Hasta el mismo Miguel se sintió alegre después del copioso almuerzo que hicieron los tres oficiales a la sombra de un arbusto, ya sentados sobre sus capotes, a la turca, ya recostados y tendidos como en un día de campo. Roló activamente el sotol, y charlaron de cosas alegres, y tomaron a broma las tristes, gustando de la plática de la soldadera que les llevó, como exquisita ofrenda, una cazuela con frijoles refritos.
De pronto preguntóle Torrea:
- Oye, Mazzantini, ¿pues que no era tu viejo el cabo Trujano?
- Pos sí, mi teniente, Dios lo haiga perdonado y lo tenga en su santa gloria ... -y la Mazzantini se persignó rápidamente.
- ¿Y ahora ... ?
- Pos ahora, por respeto a mi difunto, me pasé al Once ... para no defeicionar con uno del mesmo Nueve, ¿no le parece, mi jefe? ... Ahora mi viejo es el sargento Guadalupe Riva, del Once ... ¡No ve que hizo lo mesmo mi comadrita Pánfila, que la tenía Gregorio Moncada ... ¿Se acuerda de él, mi subteniente Mercado? ...
- ¡Ya lo creo! ... Gregorio Moncada, corneta de mi compañía, que murió en la Cueva gritando vivas al general Díaz ... Soldado muy antiguo y muy valiente ...
- Tres misas le va a mandar decir en la Villa mi comadrita Pánfila ... ¿qué vamos a hacer ... ? Sea por el amor de Dios ... Yéndonos con los del Once, no ofendemos al Nueve, ¿no le parece?

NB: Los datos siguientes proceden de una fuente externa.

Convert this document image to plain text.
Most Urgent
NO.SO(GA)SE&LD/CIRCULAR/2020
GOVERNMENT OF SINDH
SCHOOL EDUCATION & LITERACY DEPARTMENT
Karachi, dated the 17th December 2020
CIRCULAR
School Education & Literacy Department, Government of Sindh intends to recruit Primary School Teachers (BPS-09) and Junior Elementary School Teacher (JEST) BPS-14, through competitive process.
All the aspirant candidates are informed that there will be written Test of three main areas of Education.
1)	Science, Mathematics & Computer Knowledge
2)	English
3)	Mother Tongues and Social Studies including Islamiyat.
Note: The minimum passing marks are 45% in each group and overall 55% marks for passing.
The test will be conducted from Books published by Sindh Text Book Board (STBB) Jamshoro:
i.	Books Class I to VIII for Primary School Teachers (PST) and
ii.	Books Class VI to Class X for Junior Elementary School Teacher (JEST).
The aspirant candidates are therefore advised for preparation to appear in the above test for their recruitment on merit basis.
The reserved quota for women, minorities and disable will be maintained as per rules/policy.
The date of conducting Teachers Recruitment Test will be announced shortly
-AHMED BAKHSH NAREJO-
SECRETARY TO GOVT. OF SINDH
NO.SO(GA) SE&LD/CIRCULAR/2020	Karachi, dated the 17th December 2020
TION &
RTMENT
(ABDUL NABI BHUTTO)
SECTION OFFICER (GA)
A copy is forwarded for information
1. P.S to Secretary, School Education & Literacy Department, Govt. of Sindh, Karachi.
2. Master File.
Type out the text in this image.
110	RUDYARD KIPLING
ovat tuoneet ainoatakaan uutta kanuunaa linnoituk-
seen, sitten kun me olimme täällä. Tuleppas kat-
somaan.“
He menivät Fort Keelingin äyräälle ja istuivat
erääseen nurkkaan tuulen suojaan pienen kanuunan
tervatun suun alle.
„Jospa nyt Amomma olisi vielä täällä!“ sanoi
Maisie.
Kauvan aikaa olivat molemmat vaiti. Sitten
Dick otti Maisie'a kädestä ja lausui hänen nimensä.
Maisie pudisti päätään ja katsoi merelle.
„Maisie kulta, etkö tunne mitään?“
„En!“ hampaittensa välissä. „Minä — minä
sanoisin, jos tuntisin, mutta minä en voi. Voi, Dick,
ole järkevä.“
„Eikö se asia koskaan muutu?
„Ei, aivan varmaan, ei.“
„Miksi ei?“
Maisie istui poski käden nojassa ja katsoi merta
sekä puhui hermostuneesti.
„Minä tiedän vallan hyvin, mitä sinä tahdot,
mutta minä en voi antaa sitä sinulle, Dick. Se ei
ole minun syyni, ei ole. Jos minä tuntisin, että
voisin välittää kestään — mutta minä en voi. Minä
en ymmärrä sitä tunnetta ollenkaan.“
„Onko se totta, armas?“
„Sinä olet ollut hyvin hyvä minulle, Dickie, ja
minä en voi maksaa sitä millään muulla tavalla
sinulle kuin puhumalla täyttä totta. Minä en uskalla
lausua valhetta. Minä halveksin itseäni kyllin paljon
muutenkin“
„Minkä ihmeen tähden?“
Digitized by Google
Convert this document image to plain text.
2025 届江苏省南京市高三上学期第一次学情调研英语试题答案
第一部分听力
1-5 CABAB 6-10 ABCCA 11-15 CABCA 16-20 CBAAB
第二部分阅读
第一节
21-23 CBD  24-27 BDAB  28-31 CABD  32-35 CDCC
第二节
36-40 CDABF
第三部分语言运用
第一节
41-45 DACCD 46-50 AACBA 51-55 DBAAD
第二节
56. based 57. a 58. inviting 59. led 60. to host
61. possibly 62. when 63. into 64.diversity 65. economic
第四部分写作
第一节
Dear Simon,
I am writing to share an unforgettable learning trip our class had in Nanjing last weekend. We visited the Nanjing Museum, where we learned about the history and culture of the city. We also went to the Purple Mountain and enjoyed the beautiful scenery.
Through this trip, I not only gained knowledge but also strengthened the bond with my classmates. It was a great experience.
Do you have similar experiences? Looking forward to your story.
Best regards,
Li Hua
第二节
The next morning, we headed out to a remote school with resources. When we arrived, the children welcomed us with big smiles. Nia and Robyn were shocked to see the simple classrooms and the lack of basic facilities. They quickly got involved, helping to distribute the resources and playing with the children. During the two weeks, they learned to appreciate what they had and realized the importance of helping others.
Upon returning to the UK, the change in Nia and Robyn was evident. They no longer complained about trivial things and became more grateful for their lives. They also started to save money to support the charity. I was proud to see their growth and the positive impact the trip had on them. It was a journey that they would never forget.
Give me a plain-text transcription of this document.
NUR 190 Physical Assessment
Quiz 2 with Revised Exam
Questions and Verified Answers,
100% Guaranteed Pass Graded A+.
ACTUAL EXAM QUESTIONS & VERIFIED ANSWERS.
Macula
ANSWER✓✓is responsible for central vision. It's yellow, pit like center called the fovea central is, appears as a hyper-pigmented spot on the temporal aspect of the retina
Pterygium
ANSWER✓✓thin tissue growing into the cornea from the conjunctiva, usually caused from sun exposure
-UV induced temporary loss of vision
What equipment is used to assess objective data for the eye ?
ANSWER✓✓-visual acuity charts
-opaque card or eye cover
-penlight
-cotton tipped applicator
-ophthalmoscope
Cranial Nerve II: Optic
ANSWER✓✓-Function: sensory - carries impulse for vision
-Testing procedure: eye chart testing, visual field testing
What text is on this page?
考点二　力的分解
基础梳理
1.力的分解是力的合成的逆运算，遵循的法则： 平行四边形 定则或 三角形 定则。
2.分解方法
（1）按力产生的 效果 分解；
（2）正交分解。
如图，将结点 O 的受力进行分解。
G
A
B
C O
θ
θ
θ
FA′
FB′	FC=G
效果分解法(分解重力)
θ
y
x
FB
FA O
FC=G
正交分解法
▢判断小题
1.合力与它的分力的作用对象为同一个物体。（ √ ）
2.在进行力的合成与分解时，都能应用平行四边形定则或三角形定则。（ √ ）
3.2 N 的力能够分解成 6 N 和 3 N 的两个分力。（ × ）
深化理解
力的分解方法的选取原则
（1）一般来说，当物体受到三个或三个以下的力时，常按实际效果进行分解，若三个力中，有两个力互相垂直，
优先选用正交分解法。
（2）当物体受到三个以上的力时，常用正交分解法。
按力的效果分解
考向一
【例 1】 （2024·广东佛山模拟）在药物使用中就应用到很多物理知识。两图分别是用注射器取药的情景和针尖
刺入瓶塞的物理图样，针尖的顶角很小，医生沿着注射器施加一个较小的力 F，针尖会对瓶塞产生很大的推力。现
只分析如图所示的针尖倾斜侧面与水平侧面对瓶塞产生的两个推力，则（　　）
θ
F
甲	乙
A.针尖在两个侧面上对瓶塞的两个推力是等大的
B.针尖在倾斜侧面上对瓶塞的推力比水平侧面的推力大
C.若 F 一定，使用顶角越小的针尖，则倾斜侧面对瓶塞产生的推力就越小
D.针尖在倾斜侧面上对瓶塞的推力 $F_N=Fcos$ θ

Pasó un viento sombrío por la frente de Miguel ... ¡Conque aquellas mujeres compañeras del soldado, conque aquellas abnegadas y solícitas amigas, al día siguiente de la muerte de su juan, se unían con otro, tranquilas, devotas, encomendando a Dios el alma del difunto, al propio tiempo que servían al nuevo señor, ingenuamente desvergonzadas!
- ¡Vaya un hatajo de pípilas! -clamó crudamente Castorena.
- ¡Újule! mi subteniente ... pos dígame, ¿qué hacemos solitas ... ? Semos de la tropa, vamos onde vaya, mientras no nos toca la de alevantarnos tiradas, muertas en un camino, no como cristianas, sino como perras ... ¡Álgame Dios! ¡Ansina lo quiere su Divina Majestad!
Adolorido por íntima ternura, por honda lástima, Miguel no tuvo ya desprecio por aquellas miserables hembras de la tropa, triste carne de cuartel.